In health systems already under workforce strain, this anxiety is well placed. The reality is more balanced.

AI cannot build trust, bridge departments or navigate the complexity of clinical, legal and regulatory decisions. Those responsibilities remain human.

The greater risk is not job loss. It is poorly integrated AI that adds complexity instead of relief.

The message for leaders across the health ecosystem is clear. Technology lock-in must be managed carefully, balancing operational strength with long-term flexibility.

Platforms must preserve adaptability, data sovereignty and resilience.

Artificial intelligence must be judged by whether it reduces burden and strengthens operational stability.

Scaling innovation requires investment in people who connect technology, operations, security and governance, and continued investment in human capability.

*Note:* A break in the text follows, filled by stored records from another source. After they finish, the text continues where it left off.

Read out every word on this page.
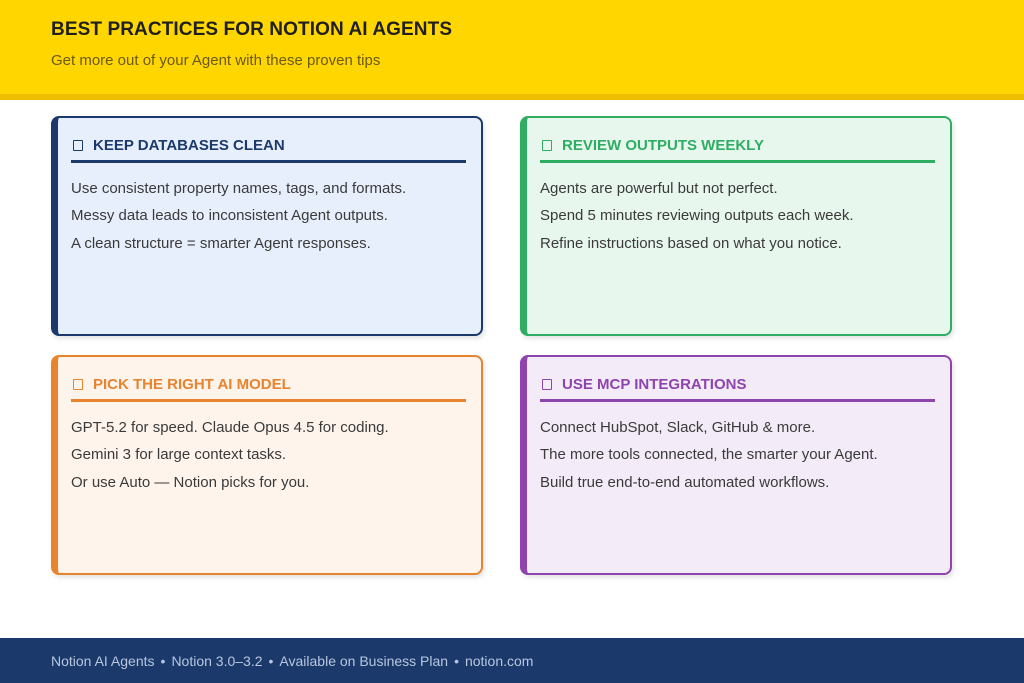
BEST PRACTICES FOR NOTION AI AGENTS
Get more out of your Agent with these proven tips
KEEP DATABASES CLEAN
Use consistent property names, tags, and formats.
Messy data leads to inconsistent Agent outputs.
A clean structure = smarter Agent responses.
REVIEW OUTPUTS WEEKLY
Agents are powerful but not perfect.
Spend 5 minutes reviewing outputs each week.
Refine instructions based on what you notice.
PICK THE RIGHT AI MODEL
GPT-5.2 for speed. Claude Opus 4.5 for coding.
Gemini 3 for large context tasks.
Or use Auto — Notion picks for you.
USE MCP INTEGRATIONS
Connect HubSpot, Slack, GitHub & more.
The more tools connected, the smarter your Agent.
Build true end-to-end automated workflows.
Notion AI Agents • Notion 3.0–3.2 • Available on Business Plan • notion.com
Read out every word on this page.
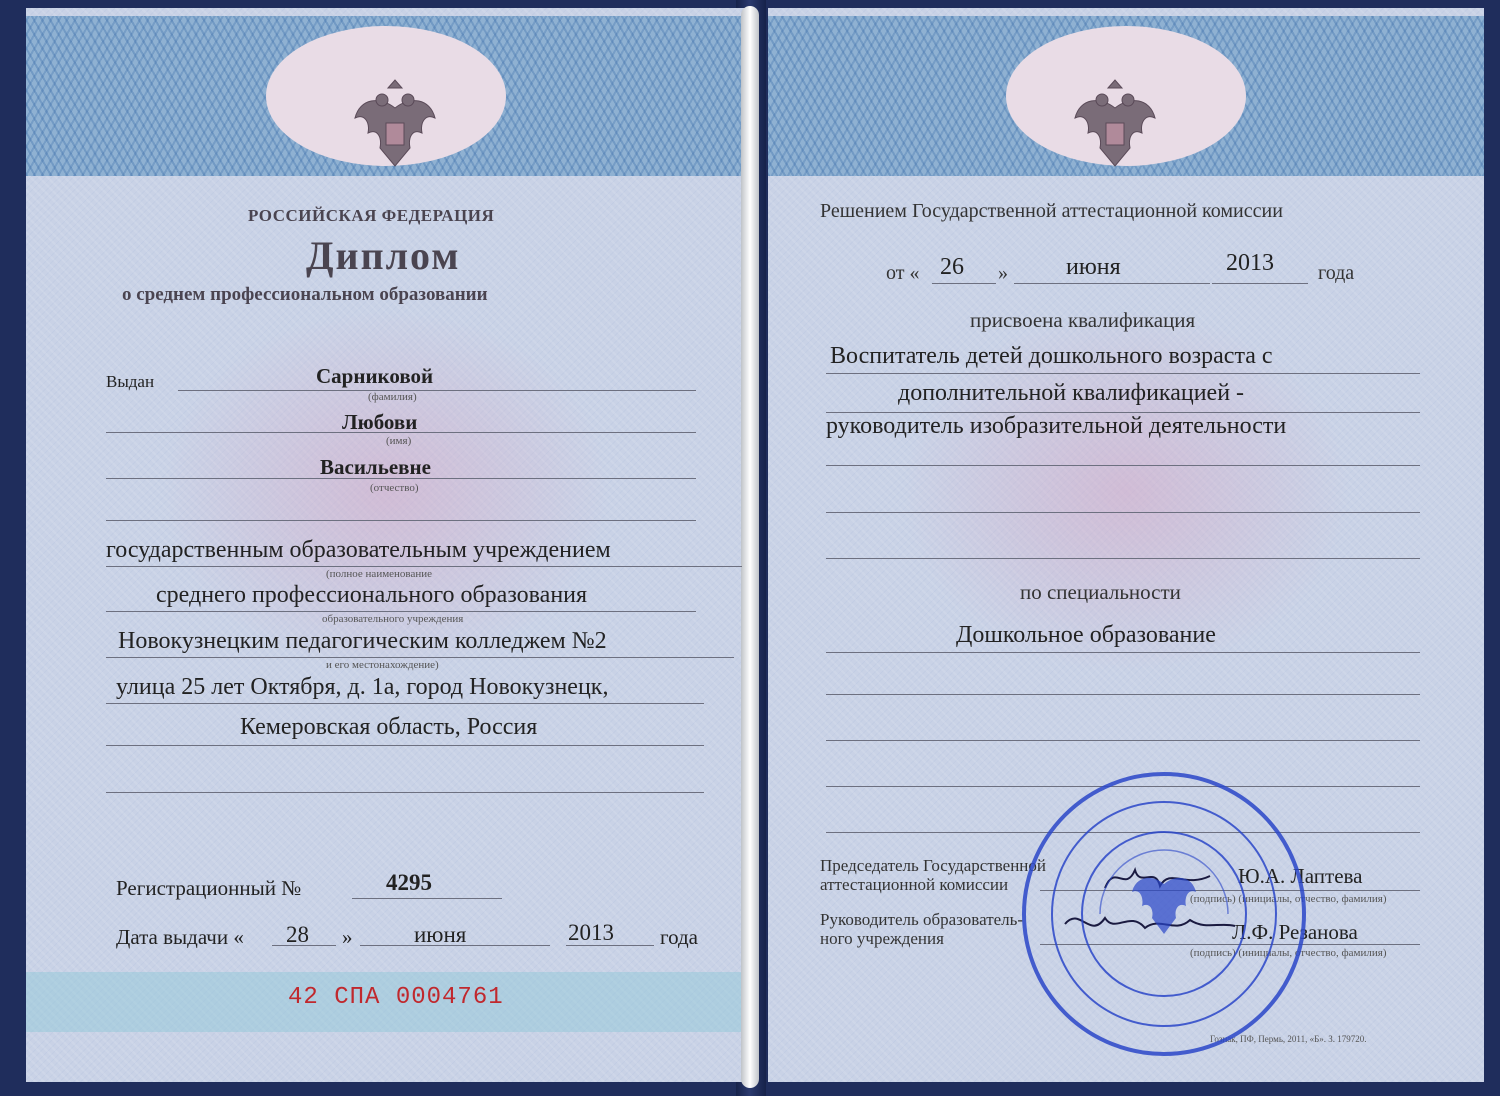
РОССИЙСКАЯ ФЕДЕРАЦИЯ
Диплом
о среднем профессиональном образовании
Выдан	Сарниковой
(фамилия)
Любови
(имя)
Васильевне
(отчество)
государственным образовательным учреждением
(полное наименование
среднего профессионального образования
образовательного учреждения
Новокузнецким педагогическим колледжем №2
и его местонахождение)
улица 25 лет Октября, д. 1а, город Новокузнецк,
Кемеровская область, Россия
Регистрационный №	4295
Дата выдачи « 28 »	июня	2013 года
42 СПА 0004761
Решением Государственной аттестационной комиссии
от « 26 » июня	2013 года
присвоена квалификация
Воспитатель детей дошкольного возраста с
дополнительной квалификацией -
руководитель изобразительной деятельности
по специальности
Дошкольное образование
Председатель Государственной
аттестационной комиссии	Ю.А. Лаптева
(подпись) (инициалы, отчество, фамилия)
Руководитель образователь-
ного учреждения	Л.Ф. Резанова
(подпись) (инициалы, отчество, фамилия)
Гознак, ПФ, Пермь, 2011, «Б». З. 179720.
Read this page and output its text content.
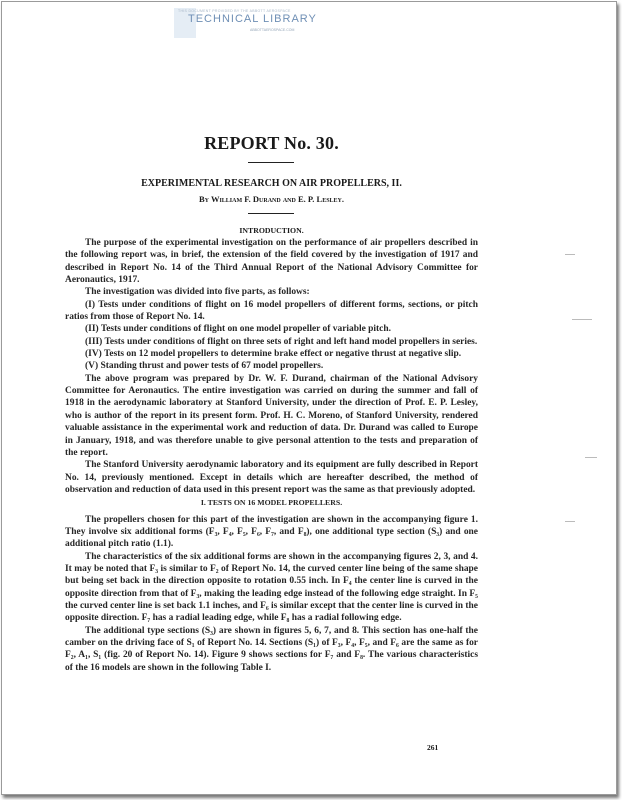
THIS DOCUMENT PROVIDED BY THE ABBOTT AEROSPACE
TECHNICAL LIBRARY
ABBOTTAEROSPACE.COM
REPORT No. 30.
EXPERIMENTAL RESEARCH ON AIR PROPELLERS, II.
By William F. Durand and E. P. Lesley.
INTRODUCTION.

The purpose of the experimental investigation on the performance of air propellers described in the following report was, in brief, the extension of the field covered by the investigation of 1917 and described in Report No. 14 of the Third Annual Report of the National Advisory Committee for Aeronautics, 1917.

The investigation was divided into five parts, as follows:

(I) Tests under conditions of flight on 16 model propellers of different forms, sections, or pitch ratios from those of Report No. 14.

(II) Tests under conditions of flight on one model propeller of variable pitch.

(III) Tests under conditions of flight on three sets of right and left hand model propellers in series.

(IV) Tests on 12 model propellers to determine brake effect or negative thrust at negative slip.

(V) Standing thrust and power tests of 67 model propellers.

The above program was prepared by Dr. W. F. Durand, chairman of the National Advisory Committee for Aeronautics. The entire investigation was carried on during the summer and fall of 1918 in the aerodynamic laboratory at Stanford University, under the direction of Prof. E. P. Lesley, who is author of the report in its present form. Prof. H. C. Moreno, of Stanford University, rendered valuable assistance in the experimental work and reduction of data. Dr. Durand was called to Europe in January, 1918, and was therefore unable to give personal attention to the tests and preparation of the report.

The Stanford University aerodynamic laboratory and its equipment are fully described in Report No. 14, previously mentioned. Except in details which are hereafter described, the method of observation and reduction of data used in this present report was the same as that previously adopted.

I. TESTS ON 16 MODEL PROPELLERS.

The propellers chosen for this part of the investigation are shown in the accompanying figure 1. They involve six additional forms (F₃, F₄, F₅, F₆, F₇, and F₈), one additional type section (S₃) and one additional pitch ratio (1.1).

The characteristics of the six additional forms are shown in the accompanying figures 2, 3, and 4. It may be noted that F₃ is similar to F₂ of Report No. 14, the curved center line being of the same shape but being set back in the direction opposite to rotation 0.55 inch. In F₄ the center line is curved in the opposite direction from that of F₃, making the leading edge instead of the following edge straight. In F₅ the curved center line is set back 1.1 inches, and F₆ is similar except that the center line is curved in the opposite direction. F₇ has a radial leading edge, while F₈ has a radial following edge.

The additional type sections (S₃) are shown in figures 5, 6, 7, and 8. This section has one-half the camber on the driving face of S₁ of Report No. 14. Sections (S₁) of F₃, F₄, F₅, and F₆ are the same as for F₂, A₁, S₁ (fig. 20 of Report No. 14). Figure 9 shows sections for F₇ and F₈. The various characteristics of the 16 models are shown in the following Table I.

261
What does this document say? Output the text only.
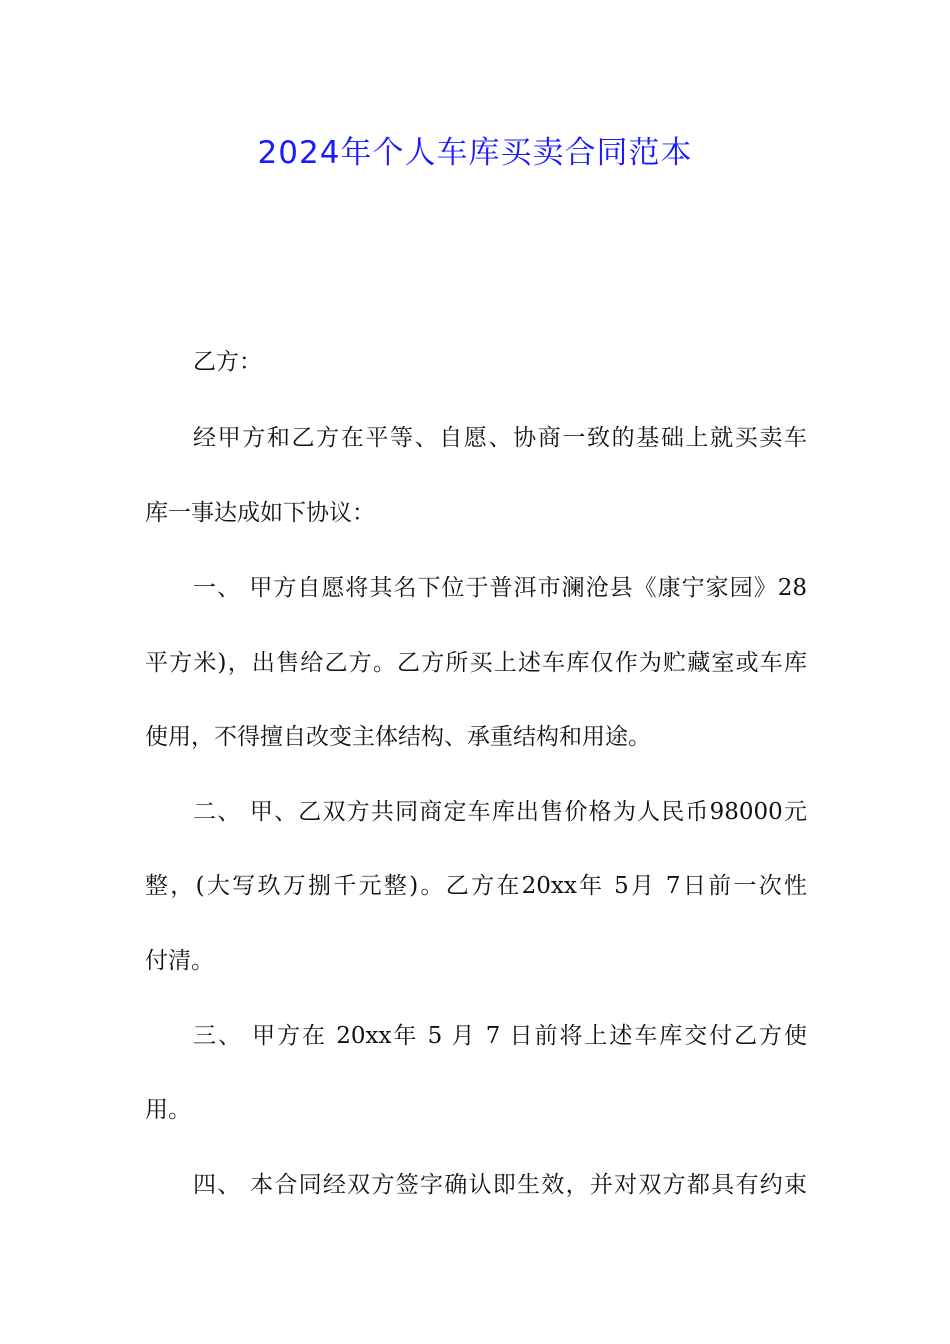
2024年个人车库买卖合同范本
乙方：
经甲方和乙方在平等、自愿、协商一致的基础上就买卖车
库一事达成如下协议：
一、 甲方自愿将其名下位于普洱市澜沧县《康宁家园》28
平方米)，出售给乙方。乙方所买上述车库仅作为贮藏室或车库
使用，不得擅自改变主体结构、承重结构和用途。
二、 甲、乙双方共同商定车库出售价格为人民币98000元
整，(大写玖万捌千元整)。乙方在20xx年 5月 7日前一次性
付清。
三、 甲方在 20xx年 5 月 7 日前将上述车库交付乙方使
用。
四、 本合同经双方签字确认即生效，并对双方都具有约束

Technology alone does not create trust. People do. Leadership does. Culture does.

Secure, adaptable and sustainable systems reinforce confidence.

Systems that trap organizations, strain teams or obscure responsibility erode it.

The health ecosystem is entering a more disciplined phase of digital transformation. Early enthusiasm surrounding cloud and AI is giving way to realism.

Leaders are prioritising resilience over speed, sustainability over novelty and freedom over dependency.

These are strategic choices that determine whether innovation becomes lasting infrastructure or temporary disruption.

Innovation does not fail because it lacks imagination. It fails when the structures needed to sustain it are neglected.

Imagination is the nucleus of innovation.

The next chapter of digital health will belong to leaders who understand that resilience, security and human connection must scale together.